Can I clarify that when you use the term 'measurement' you are referring to a separate influxdb table (as referenced by the FROM field in a grafana query ?

And if so does this mean that a typical home IoT system would likely have lots of measurements like 'humidity', 'power', 'barometric pressure', 'host_info', 'lighting', 'heating' etc. as a direct preference to having ANY null values ?

Finally (I hope), which is the preferred choice:

  1. Create a separate 'measurement' for humidity and temperature (because the sampling periods are different) or

  2. Align the sampling periods and use the same measurement or

  3. Cache all data in global/flow and write to influx in one go (assuming more rapidly sampled data is just for the ui and that these intermediate values can be lost).

Is all of this a kind of db schema normalisation as found in conventional 3rd normal form relational databases ?

I mean Influx Measurements. Influx doesn't have tables, but Measurements are similar to tables in, for example, mysql.

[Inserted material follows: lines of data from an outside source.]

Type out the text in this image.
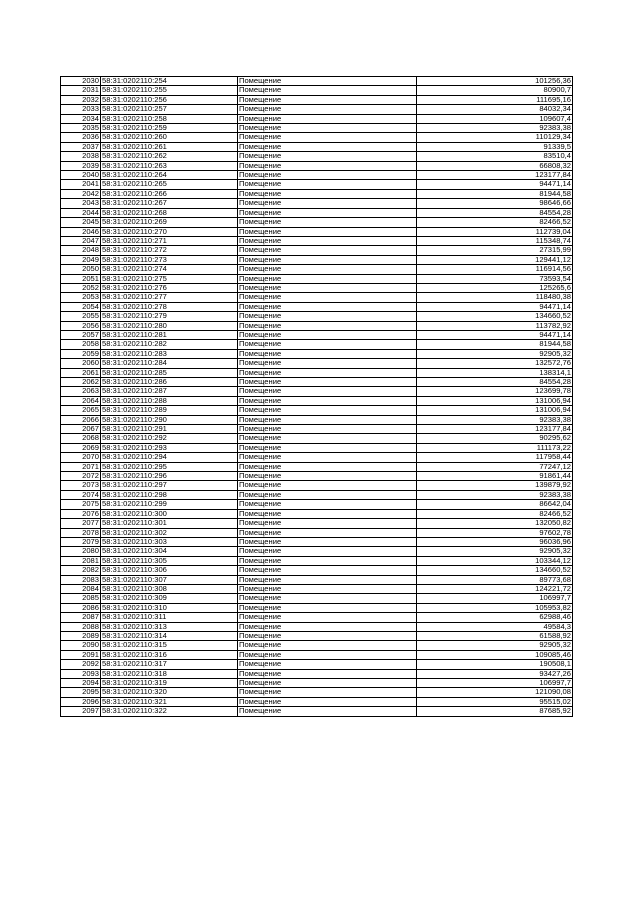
2030	58:31:0202110:254	Помещение	101256,36
2031	58:31:0202110:255	Помещение	80900,7
2032	58:31:0202110:256	Помещение	111695,16
2033	58:31:0202110:257	Помещение	84032,34
2034	58:31:0202110:258	Помещение	109607,4
2035	58:31:0202110:259	Помещение	92383,38
2036	58:31:0202110:260	Помещение	110129,34
2037	58:31:0202110:261	Помещение	91339,5
2038	58:31:0202110:262	Помещение	83510,4
2039	58:31:0202110:263	Помещение	66808,32
2040	58:31:0202110:264	Помещение	123177,84
2041	58:31:0202110:265	Помещение	94471,14
2042	58:31:0202110:266	Помещение	81944,58
2043	58:31:0202110:267	Помещение	98646,66
2044	58:31:0202110:268	Помещение	84554,28
2045	58:31:0202110:269	Помещение	82466,52
2046	58:31:0202110:270	Помещение	112739,04
2047	58:31:0202110:271	Помещение	115348,74
2048	58:31:0202110:272	Помещение	27315,99
2049	58:31:0202110:273	Помещение	129441,12
2050	58:31:0202110:274	Помещение	116914,56
2051	58:31:0202110:275	Помещение	73593,54
2052	58:31:0202110:276	Помещение	125265,6
2053	58:31:0202110:277	Помещение	118480,38
2054	58:31:0202110:278	Помещение	94471,14
2055	58:31:0202110:279	Помещение	134660,52
2056	58:31:0202110:280	Помещение	113782,92
2057	58:31:0202110:281	Помещение	94471,14
2058	58:31:0202110:282	Помещение	81944,58
2059	58:31:0202110:283	Помещение	92905,32
2060	58:31:0202110:284	Помещение	132572,76
2061	58:31:0202110:285	Помещение	138314,1
2062	58:31:0202110:286	Помещение	84554,28
2063	58:31:0202110:287	Помещение	123699,78
2064	58:31:0202110:288	Помещение	131006,94
2065	58:31:0202110:289	Помещение	131006,94
2066	58:31:0202110:290	Помещение	92383,38
2067	58:31:0202110:291	Помещение	123177,84
2068	58:31:0202110:292	Помещение	90295,62
2069	58:31:0202110:293	Помещение	111173,22
2070	58:31:0202110:294	Помещение	117958,44
2071	58:31:0202110:295	Помещение	77247,12
2072	58:31:0202110:296	Помещение	91861,44
2073	58:31:0202110:297	Помещение	139879,92
2074	58:31:0202110:298	Помещение	92383,38
2075	58:31:0202110:299	Помещение	86642,04
2076	58:31:0202110:300	Помещение	82466,52
2077	58:31:0202110:301	Помещение	132050,82
2078	58:31:0202110:302	Помещение	97602,78
2079	58:31:0202110:303	Помещение	96036,96
2080	58:31:0202110:304	Помещение	92905,32
2081	58:31:0202110:305	Помещение	103344,12
2082	58:31:0202110:306	Помещение	134660,52
2083	58:31:0202110:307	Помещение	89773,68
2084	58:31:0202110:308	Помещение	124221,72
2085	58:31:0202110:309	Помещение	106997,7
2086	58:31:0202110:310	Помещение	105953,82
2087	58:31:0202110:311	Помещение	62988,46
2088	58:31:0202110:313	Помещение	49584,3
2089	58:31:0202110:314	Помещение	61588,92
2090	58:31:0202110:315	Помещение	92905,32
2091	58:31:0202110:316	Помещение	109085,46
2092	58:31:0202110:317	Помещение	190508,1
2093	58:31:0202110:318	Помещение	93427,26
2094	58:31:0202110:319	Помещение	106997,7
2095	58:31:0202110:320	Помещение	121090,08
2096	58:31:0202110:321	Помещение	95515,02
2097	58:31:0202110:322	Помещение	87685,92
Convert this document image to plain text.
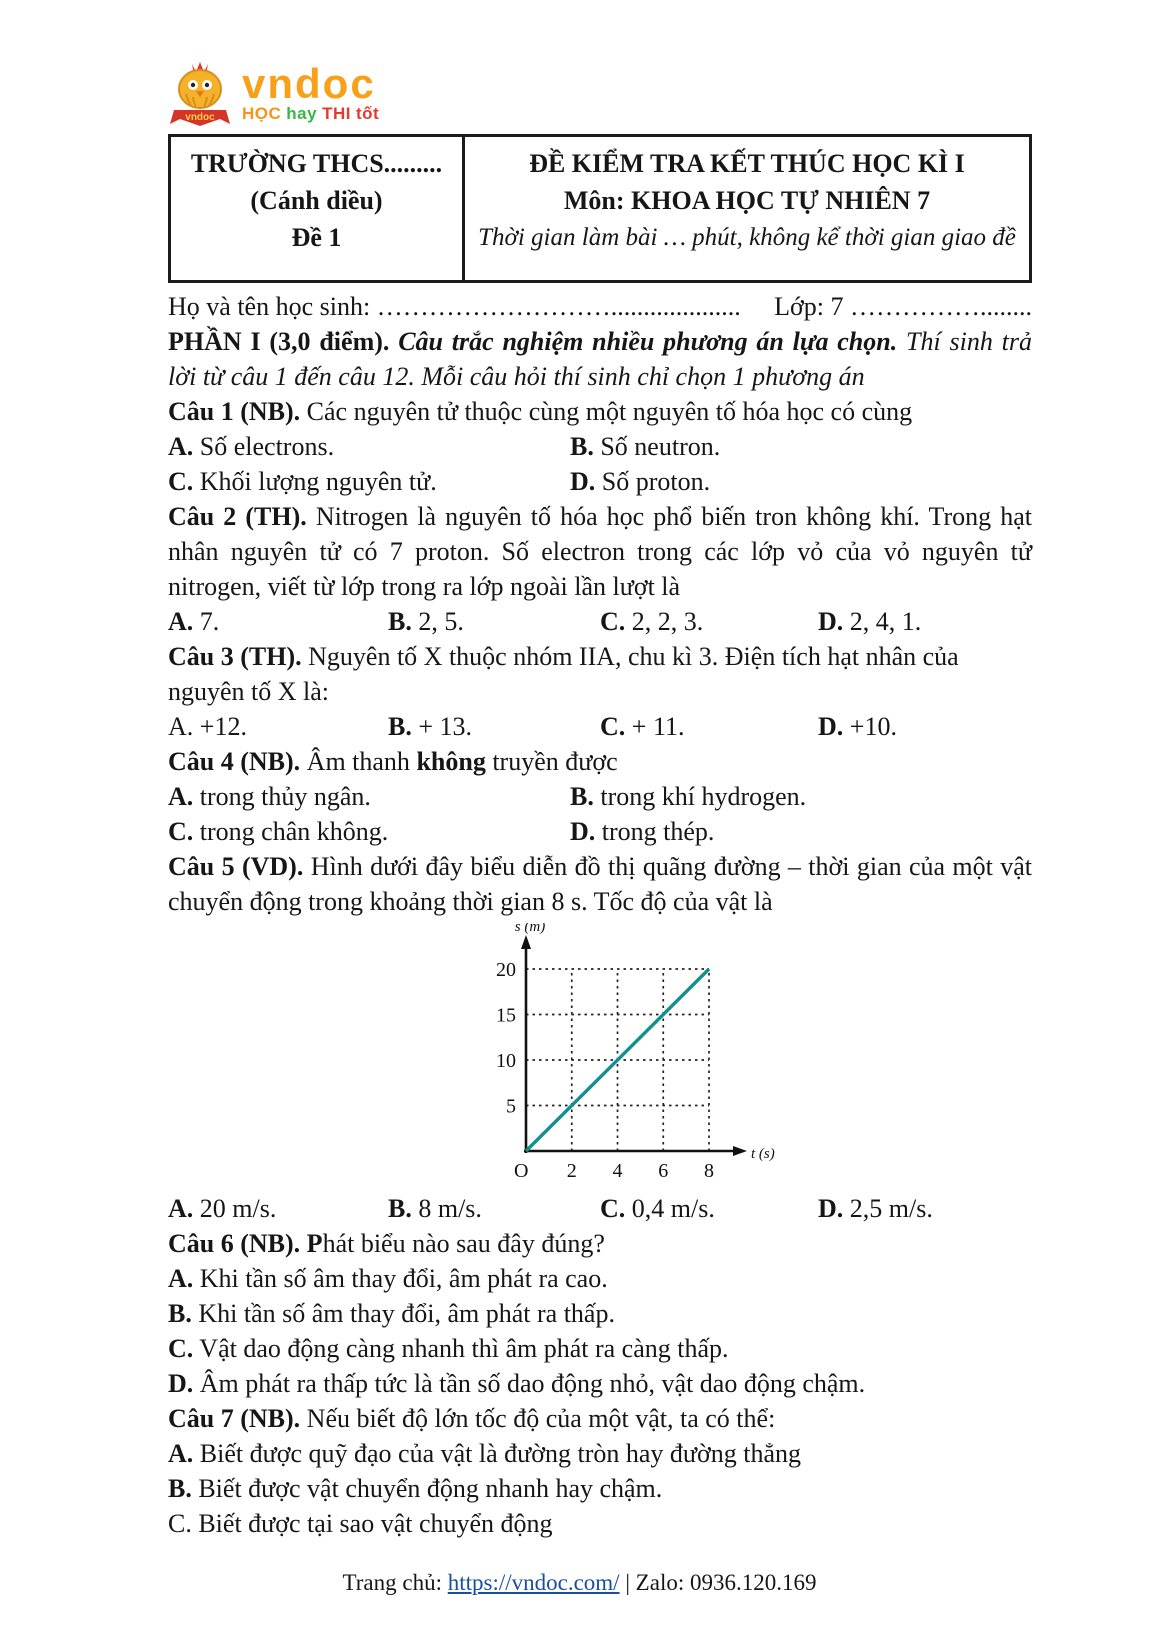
vndoc
vndoc
HỌC hay THI tốt
TRƯỜNG THCS.........
(Cánh diều)
Đề 1

ĐỀ KIỂM TRA KẾT THÚC HỌC KÌ I
Môn: KHOA HỌC TỰ NHIÊN 7
Thời gian làm bài … phút, không kể thời gian giao đề
Họ và tên học sinh: ……………………….................... Lớp: 7 ……………........

PHẦN I (3,0 điểm). Câu trắc nghiệm nhiều phương án lựa chọn. Thí sinh trả lời từ câu 1 đến câu 12. Mỗi câu hỏi thí sinh chỉ chọn 1 phương án

Câu 1 (NB). Các nguyên tử thuộc cùng một nguyên tố hóa học có cùng

A. Số electrons.	B. Số neutron.
C. Khối lượng nguyên tử.	D. Số proton.

Câu 2 (TH). Nitrogen là nguyên tố hóa học phổ biến tron không khí. Trong hạt nhân nguyên tử có 7 proton. Số electron trong các lớp vỏ của vỏ nguyên tử nitrogen, viết từ lớp trong ra lớp ngoài lần lượt là

A. 7.	B. 2, 5.	C. 2, 2, 3.	D. 2, 4, 1.

Câu 3 (TH). Nguyên tố X thuộc nhóm IIA, chu kì 3. Điện tích hạt nhân của nguyên tố X là:

A. +12.	B. + 13.	C. + 11.	D. +10.

Câu 4 (NB). Âm thanh không truyền được

A. trong thủy ngân.	B. trong khí hydrogen.
C. trong chân không.	D. trong thép.

Câu 5 (VD). Hình dưới đây biểu diễn đồ thị quãng đường – thời gian của một vật chuyển động trong khoảng thời gian 8 s. Tốc độ của vật là

5
10
15
20
2 4 6 8
s (m)
t (s)
O
A. 20 m/s.	B. 8 m/s.	C. 0,4 m/s.	D. 2,5 m/s.

Câu 6 (NB). Phát biểu nào sau đây đúng?

A. Khi tần số âm thay đổi, âm phát ra cao.
B. Khi tần số âm thay đổi, âm phát ra thấp.
C. Vật dao động càng nhanh thì âm phát ra càng thấp.
D. Âm phát ra thấp tức là tần số dao động nhỏ, vật dao động chậm.

Câu 7 (NB). Nếu biết độ lớn tốc độ của một vật, ta có thể:

A. Biết được quỹ đạo của vật là đường tròn hay đường thẳng
B. Biết được vật chuyển động nhanh hay chậm.
C. Biết được tại sao vật chuyển động
Trang chủ: https://vndoc.com/ | Zalo: 0936.120.169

For 1, 2 or 3 it is up to you. Option 2 is just a subset of Option 3. Caching will make db access a little more efficient, at the expense of complexity (and hence bug likelihood) in node-red. Personally I would generally go for the simplest, which is option 1.

Remember that you cannot cache across tags, so if you have a tag for room, then you would have to cache the data separately for each room. Caching can get complex and I don't like complexity where it is not required.

If you are running on any sensibly powered machine then home automation is a trivial task for influx. It is designed for handling vast amounts of data at great speed. There is something in the docs somewhere that talks about the power of machine you need for various tasks, and a home automation system is way off the bottom of the lowest task that they talk about. The result is that it doesn't really matter how you organise the data, it won't make any difference to performance.
Don't try and run it with an SD card as the storage though.